Researcher Candice Odgers — Duke University: Has argued that the evidence does not support the conclusion that social media is harming most teenagers, and that focusing primarily on smartphones may distract from more important causes of teen mental health problems, including poverty, inequality, and adverse childhood experiences.
Taylor Lorenz — Technology journalist: Has argued the book echoes how TV and video games were previously blamed for negative effects on children, and that it has been used to justify age-restricting internet access in ways that may cause more harm than good.
What the Research Does and Doesn’t Support
Being honest about what the science genuinely shows:
Well-supported:
- There has been a real, significant rise in adolescent anxiety and depression since approximately 2012 in multiple English-speaking countries
- Heavy social media use (3+ hours/day) is associated with worse mental health outcomes in adolescents, particularly girls
- Social media use is associated with sleep disruption, which independently harms mental health
- Passive social media use (scrolling, comparison) is more consistently linked to harm than active use (messaging, creating)
- Girls are disproportionately affected compared to boys
Less clearly supported:
- That social media is the primary or sufficient cause of the mental health decline
- That the relationship is straightforwardly causal rather than bidirectional (teenagers with existing mental health struggles may seek out social media more)
- That the effect size is large enough to explain the magnitude of the mental health crisis alone
- That reducing social media use will reverse the mental health trends at the population level
Emerging and promising:
- Longitudinal studies tracking the same adolescents over time — the ABCD Study in particular — are producing more reliable causal evidence than earlier cross-sectional work
- School smartphone ban studies from multiple countries are producing early evidence that removal does improve wellbeing and academic outcomes
What Haidt Actually Recommends
Haidt proposes four foundational reforms: no smartphones before high school, phone-free schools, no social media before 16, and increased unsupervised play and childhood independence.
To avoid children feeling left out, Haidt encourages parents to collectively agree not to give their children smartphones until a certain age, pointing to the “Wait Until 8th” pledge as an example. He also suggests a staggered age-based technology approach — giving children “dumb phones” at younger ages and only providing more feature-capable phones when they are older.
These recommendations have driven real policy.

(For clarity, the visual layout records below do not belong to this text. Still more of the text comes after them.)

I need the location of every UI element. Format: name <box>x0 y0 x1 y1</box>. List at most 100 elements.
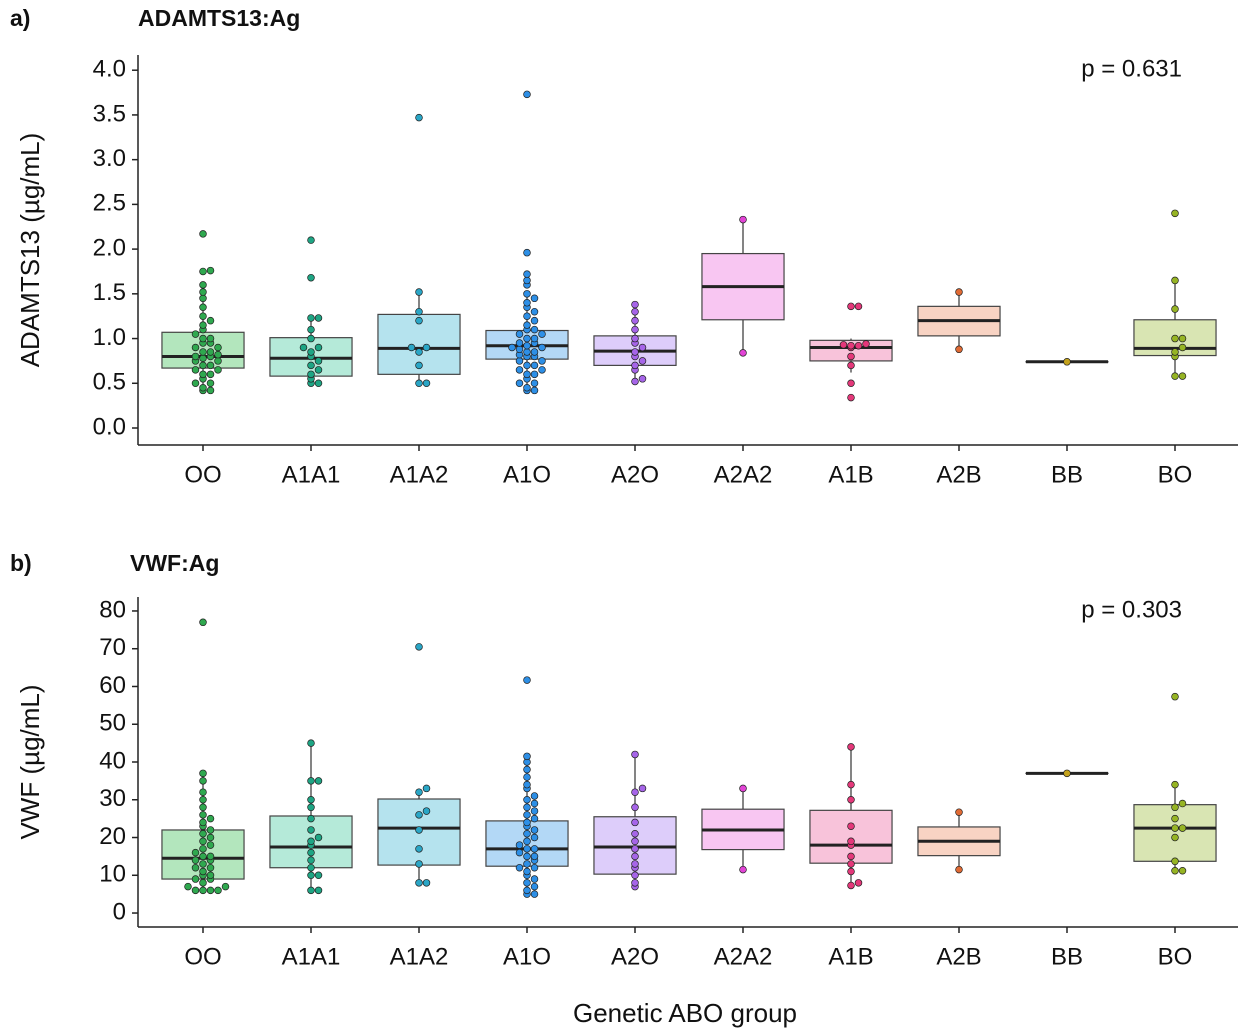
data-point <box>307 777 315 785</box>
data-point <box>515 339 524 347</box>
data-point <box>199 829 207 838</box>
data-point <box>314 871 323 880</box>
x-axis-label: Genetic ABO group <box>573 998 797 1028</box>
data-point <box>307 863 315 872</box>
data-point <box>739 215 747 224</box>
data-point <box>206 361 215 370</box>
data-point <box>1171 334 1179 343</box>
data-point <box>214 366 222 374</box>
data-point <box>307 803 315 812</box>
y-tick-label: 40 <box>99 747 126 774</box>
x-tick-label: OO <box>184 943 221 970</box>
data-point <box>631 860 639 868</box>
data-point <box>523 299 531 307</box>
data-point <box>307 325 315 334</box>
y-tick-label: 80 <box>99 596 126 623</box>
y-tick-label: 60 <box>99 672 126 699</box>
data-point <box>530 875 539 883</box>
data-point <box>422 343 431 352</box>
data-point <box>307 826 315 834</box>
data-point <box>508 343 516 352</box>
data-point <box>214 343 222 352</box>
x-tick-label: A2O <box>611 943 659 970</box>
data-point <box>515 863 524 872</box>
data-point <box>199 818 207 827</box>
data-point <box>739 784 747 793</box>
data-point <box>523 290 531 298</box>
data-point <box>530 325 539 334</box>
data-point <box>199 354 207 362</box>
data-point <box>631 852 639 861</box>
data-point <box>199 230 207 238</box>
data-point <box>523 361 531 370</box>
y-tick-label: 50 <box>99 710 126 737</box>
data-point <box>847 361 855 370</box>
x-tick-label: BB <box>1051 943 1083 970</box>
data-point <box>523 90 531 99</box>
data-point <box>530 814 539 823</box>
data-point <box>314 357 323 365</box>
data-point <box>530 334 539 343</box>
data-point <box>191 379 200 388</box>
data-point <box>847 837 855 846</box>
data-point <box>523 867 531 876</box>
data-point <box>407 343 416 352</box>
data-point <box>206 334 215 343</box>
data-point <box>415 288 423 296</box>
data-point <box>307 814 315 823</box>
data-point <box>199 281 207 289</box>
data-point <box>191 366 200 374</box>
data-point <box>307 856 315 864</box>
data-point <box>184 882 192 891</box>
data-point <box>847 379 855 388</box>
data-point <box>307 837 315 846</box>
x-tick-label: BB <box>1051 461 1083 488</box>
data-point <box>1171 803 1179 812</box>
data-point <box>415 643 423 651</box>
data-point <box>523 752 531 761</box>
data-point <box>415 361 423 370</box>
data-point <box>1178 866 1187 875</box>
data-point <box>530 294 539 303</box>
data-point <box>631 348 639 356</box>
data-point <box>1178 372 1187 380</box>
data-point <box>199 803 207 812</box>
data-point <box>631 837 639 846</box>
chart-title: VWF:Ag <box>130 550 219 576</box>
x-tick-label: A1B <box>828 943 873 970</box>
data-point <box>631 871 639 880</box>
data-point <box>206 370 215 379</box>
data-point <box>862 340 870 348</box>
data-point <box>415 860 423 868</box>
data-point <box>847 796 855 804</box>
data-point <box>538 357 546 365</box>
data-point <box>199 334 207 343</box>
data-point <box>206 826 215 834</box>
data-point <box>191 875 200 883</box>
data-point <box>523 829 531 838</box>
data-point <box>955 865 963 874</box>
data-point <box>847 352 855 361</box>
data-point <box>206 266 215 275</box>
data-point <box>515 366 524 374</box>
y-tick-label: 1.0 <box>93 324 126 351</box>
data-point <box>631 307 639 316</box>
data-point <box>206 814 215 823</box>
data-point <box>422 784 431 793</box>
data-point <box>307 886 315 895</box>
data-point <box>631 788 639 796</box>
data-point <box>955 288 963 296</box>
y-axis-label: ADAMTS13 (µg/mL) <box>15 133 45 368</box>
data-point <box>523 676 531 684</box>
annotation: p = 0.631 <box>1081 56 1182 83</box>
x-tick-label: BO <box>1158 461 1193 488</box>
data-point <box>523 860 531 868</box>
data-point <box>199 361 207 370</box>
data-point <box>199 267 207 276</box>
data-point <box>221 882 230 891</box>
data-point <box>515 330 524 338</box>
data-point <box>191 848 200 857</box>
data-point <box>307 314 315 322</box>
data-point <box>307 273 315 282</box>
data-point <box>631 334 639 343</box>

Australia’s under-16 social media ban, Ontario’s phone-free schools policy, and similar legislation in France, Spain, and across the US all draw directly on Haidt’s framework.
What the Data Shows Globally — Right Now
In Canada, 40.3% of youth aged 16–24 report feeling anxious, and 32.3% report feeling depressed. The Mental Health Commission of Canada estimates 1.6 million children and youth have a diagnosed mental health condition. One in four hospitalizations among children and youth in Canada is for mental health reasons.
In the US, the CDC’s Youth Risk Behavior Survey showed that the percentage of high school girls who reported persistent feelings of sadness or hopelessness rose from 36% in 2011 to 57% in 2021 — a 21-percentage-point increase over a decade. Similar trends appear in UK data from NHS Digital.
These are not marginal shifts. Whatever is driving them, the scale demands serious attention.